We know how to factor that, right?
(A-B)(A+B)

Now, what to do with (B-1} that we left out? Since we're dealing with difference of squares, let's play with \sqrt{(B-1)} and stick that to A to get:
(A\sqrt{(B-1)} - B) (A\sqrt{(B-1)} + B)
If you put the minus sign back into the expression above to get
-(A\sqrt{(B-1)} - B) (A\sqrt{(B-1)} + B)
And multiply it out, you should get back to the original expression:
-(A^2(B-1) - B^2)

After you've verified that
-(A\sqrt{(B-1)} - B) (A\sqrt{(B-1)} + B)
is indeed the factor of the first expression of this post, then all you have to do is replace A and B with its original forms.

So there. You've basically factored that complex equation with a few sleight of hands coupled with trial and error.

 

[ManyNames]

Certainly NOT what i had in my mind lol

Thank you, i will memorize this process for future solving. Nice to meet you, and thanks for your patience.

 

[ManyNames]

That's brilliant.
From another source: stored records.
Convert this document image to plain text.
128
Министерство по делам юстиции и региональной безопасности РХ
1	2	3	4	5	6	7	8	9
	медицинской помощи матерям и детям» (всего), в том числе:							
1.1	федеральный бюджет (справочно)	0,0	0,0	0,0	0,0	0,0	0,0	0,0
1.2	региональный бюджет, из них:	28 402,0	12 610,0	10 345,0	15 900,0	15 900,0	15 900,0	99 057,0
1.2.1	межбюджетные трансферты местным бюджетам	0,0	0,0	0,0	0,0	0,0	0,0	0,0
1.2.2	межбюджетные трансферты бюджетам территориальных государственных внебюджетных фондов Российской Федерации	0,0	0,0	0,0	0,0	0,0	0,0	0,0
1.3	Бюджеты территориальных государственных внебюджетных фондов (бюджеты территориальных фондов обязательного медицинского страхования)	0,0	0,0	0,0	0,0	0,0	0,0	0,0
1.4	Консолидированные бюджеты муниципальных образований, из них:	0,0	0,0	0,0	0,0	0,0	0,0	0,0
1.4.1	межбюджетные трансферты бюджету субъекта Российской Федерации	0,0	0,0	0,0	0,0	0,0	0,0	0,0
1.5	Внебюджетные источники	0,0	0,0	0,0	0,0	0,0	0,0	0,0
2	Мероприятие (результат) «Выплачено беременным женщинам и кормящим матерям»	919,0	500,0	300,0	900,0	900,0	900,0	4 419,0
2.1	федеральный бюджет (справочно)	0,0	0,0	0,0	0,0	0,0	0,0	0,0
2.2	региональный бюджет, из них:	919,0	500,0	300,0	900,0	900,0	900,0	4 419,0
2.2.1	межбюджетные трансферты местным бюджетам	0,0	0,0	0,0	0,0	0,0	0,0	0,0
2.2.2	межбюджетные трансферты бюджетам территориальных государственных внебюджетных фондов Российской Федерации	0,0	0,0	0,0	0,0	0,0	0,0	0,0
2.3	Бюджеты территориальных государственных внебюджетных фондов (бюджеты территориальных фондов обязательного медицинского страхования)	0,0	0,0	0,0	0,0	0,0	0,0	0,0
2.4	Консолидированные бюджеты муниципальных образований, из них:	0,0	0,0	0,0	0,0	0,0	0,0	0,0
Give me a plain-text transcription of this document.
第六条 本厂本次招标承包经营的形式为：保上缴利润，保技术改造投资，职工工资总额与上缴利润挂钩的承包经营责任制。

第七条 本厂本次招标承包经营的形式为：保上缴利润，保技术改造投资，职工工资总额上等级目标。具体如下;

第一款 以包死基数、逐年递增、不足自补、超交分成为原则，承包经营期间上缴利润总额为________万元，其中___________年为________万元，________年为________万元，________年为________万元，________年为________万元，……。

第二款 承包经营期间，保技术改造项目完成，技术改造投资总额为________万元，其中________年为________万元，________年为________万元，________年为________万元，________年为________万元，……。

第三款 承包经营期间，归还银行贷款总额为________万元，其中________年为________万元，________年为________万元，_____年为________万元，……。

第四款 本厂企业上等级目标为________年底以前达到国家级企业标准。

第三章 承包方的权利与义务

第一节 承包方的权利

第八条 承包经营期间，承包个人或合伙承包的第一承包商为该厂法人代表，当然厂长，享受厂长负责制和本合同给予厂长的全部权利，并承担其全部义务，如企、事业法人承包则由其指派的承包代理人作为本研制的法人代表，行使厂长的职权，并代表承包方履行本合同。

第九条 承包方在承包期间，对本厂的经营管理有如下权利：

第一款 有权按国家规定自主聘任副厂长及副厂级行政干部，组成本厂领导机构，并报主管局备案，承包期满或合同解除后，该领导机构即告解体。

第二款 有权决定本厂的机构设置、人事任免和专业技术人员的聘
It works out fine.

 

[noumed]

No problem. The idea is not to memorize any cookbook process. It's to break down a complex problem into small parts that you are familiar with. That's why in most exams your professor or teacher might ask you to state all the known equations that are relevant to the problem before you attempt a solution. Keep that in mind, practice diligently, and you should do great.

 

[ManyNames]

Argh, I'm dead chuffed. I would never have been able to solve it on my own... well maybe, but i would have took time.